The National Museum of the Marine Corps is sharing one of America’s most famous symbols of resolve in a rare display to mark the 75th anniversary of the Battle of Iwo Jima.
The American flags raised by Marines on Mount Suribachi on Feb. 23, 1945, are on display together at the museum through March 30. The flags are normally rotated and displayed individually to reduce exposure to harmful light.
The raising of the second flag was captured in a photograph by Joe Rosenthal that appeared on the front pages of U.S. newspapers the next day. It has become one of the most reproduced images of all time – appearing on a postage stamp, in a cornfield and even a butter sculpture in a chow hall in Iraq.
Some people don’t realize that it was actually the second flag raised. Its large size was more visible to ships at sea than the smaller flag it replaced.
The flag was obtained by Lt. (j.g.) Alan S. Wood, USNR, at a salvage depot at Pearl Harbor just before leaving for the Iwo Jima mission. In a July 7, 1945, letter to Brig. Gen. Robert Denig, USMC, Wood said he found the flag in a duffel bag with some signal flags, believing it came from an old decommissioned ship.

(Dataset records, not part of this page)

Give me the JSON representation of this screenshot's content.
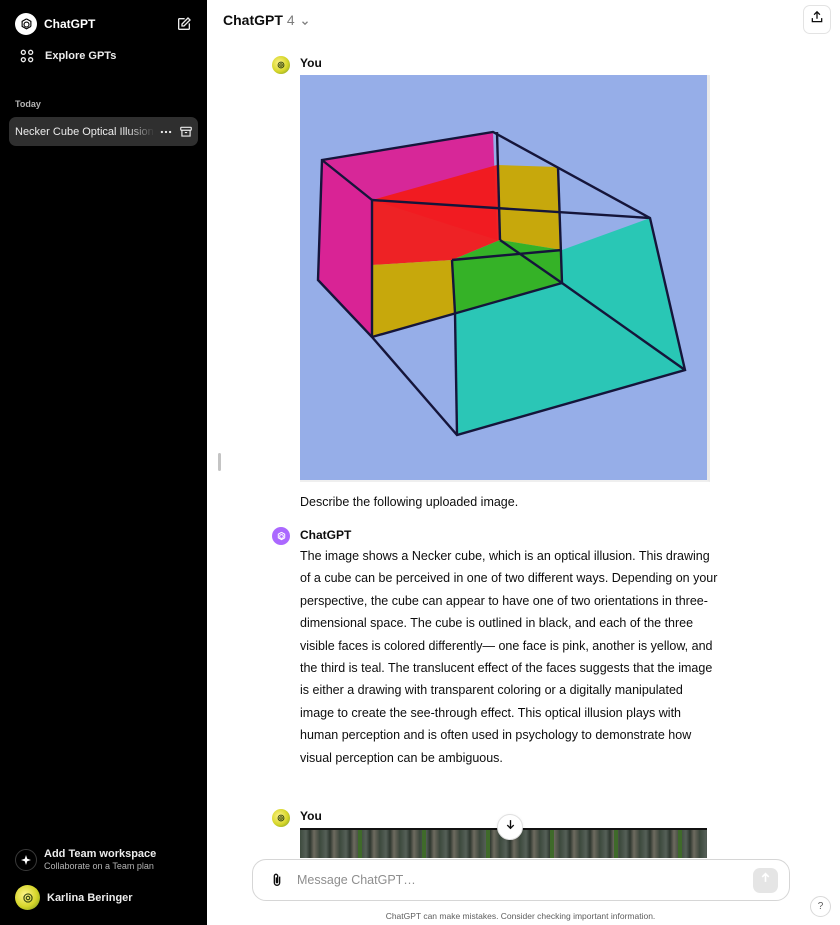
{
  "sidebar": {
    "app_name": "ChatGPT",
    "explore_label": "Explore GPTs",
    "section_today": "Today",
    "chats": [
      {
        "title": "Necker Cube Optical Illusion"
      }
    ],
    "team": {
      "title": "Add Team workspace",
      "subtitle": "Collaborate on a Team plan"
    },
    "user": {
      "name": "Karlina Beringer"
    }
  },
  "header": {
    "model_name": "ChatGPT",
    "model_version": "4"
  },
  "conversation": {
    "messages": [
      {
        "author": "You",
        "text": "Describe the following uploaded image."
      },
      {
        "author": "ChatGPT",
        "text": "The image shows a Necker cube, which is an optical illusion. This drawing of a cube can be perceived in one of two different ways. Depending on your perspective, the cube can appear to have one of two orientations in three-dimensional space. The cube is outlined in black, and each of the three visible faces is colored differently— one face is pink, another is yellow, and the third is teal. The translucent effect of the faces suggests that the image is either a drawing with transparent coloring or a digitally manipulated image to create the see-through effect. This optical illusion plays with human perception and is often used in psychology to demonstrate how visual perception can be ambiguous."
      },
      {
        "author": "You"
      }
    ]
  },
  "composer": {
    "placeholder": "Message ChatGPT…",
    "value": ""
  },
  "footer": {
    "disclaimer": "ChatGPT can make mistakes. Consider checking important information.",
    "help_label": "?"
  },
  "icons": {
    "logo": "openai-logo-icon",
    "new_chat": "new-chat-icon",
    "explore": "grid-icon",
    "more": "ellipsis-icon",
    "archive": "archive-icon",
    "team": "sparkle-icon",
    "share": "share-icon",
    "chevron": "chevron-down-icon",
    "attach": "paperclip-icon",
    "send": "arrow-up-icon",
    "scroll": "arrow-down-icon"
  },
  "colors": {
    "sidebar_bg": "#000000",
    "active_chat_bg": "#2f2f2f",
    "gpt_avatar": "#ab68ff",
    "cube_pink": "#e0148c",
    "cube_yellow": "#c9a800",
    "cube_teal": "#1fc9b0",
    "image_bg": "#96aee8"
  }
}
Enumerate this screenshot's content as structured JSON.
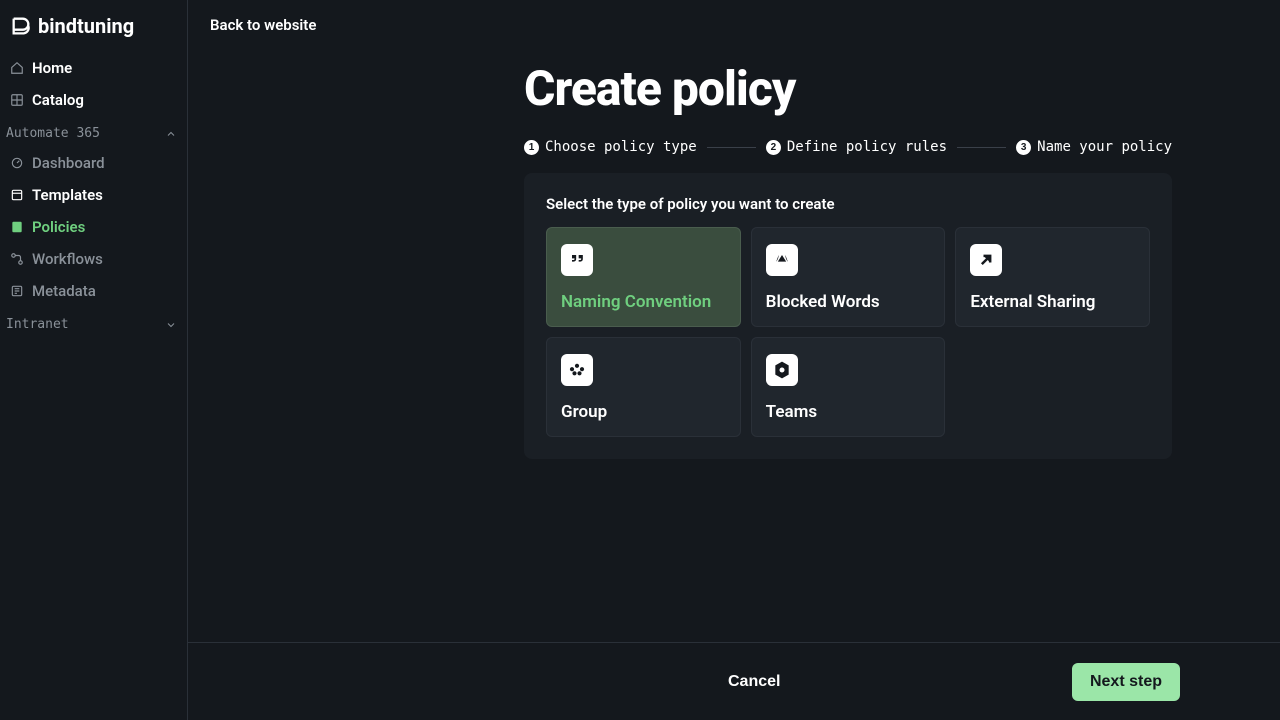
{
  "brand": "bindtuning",
  "topbar": {
    "back": "Back to website"
  },
  "sidebar": {
    "home": "Home",
    "catalog": "Catalog",
    "section_automate": "Automate 365",
    "items_automate": [
      {
        "label": "Dashboard"
      },
      {
        "label": "Templates"
      },
      {
        "label": "Policies"
      },
      {
        "label": "Workflows"
      },
      {
        "label": "Metadata"
      }
    ],
    "section_intranet": "Intranet"
  },
  "page": {
    "title": "Create policy",
    "steps": [
      "Choose policy type",
      "Define policy rules",
      "Name your policy"
    ],
    "panel_title": "Select the type of policy you want to create",
    "cards": [
      {
        "label": "Naming Convention",
        "selected": true
      },
      {
        "label": "Blocked Words",
        "selected": false
      },
      {
        "label": "External Sharing",
        "selected": false
      },
      {
        "label": "Group",
        "selected": false
      },
      {
        "label": "Teams",
        "selected": false
      }
    ]
  },
  "footer": {
    "cancel": "Cancel",
    "next": "Next step"
  }
}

“It was neatly folded and looked brand new,” Wood wrote (Read his letter, and see original shipping documents sending the flag to the museum, here). “I wish I could tell you where it came from before I got hold of it as it would, no doubt, be of interest to trace it back to its origin. However at the time I naturally had no way of knowing that this fact would ever be of any interest to anyone, and so that is about all I can tell you about it.”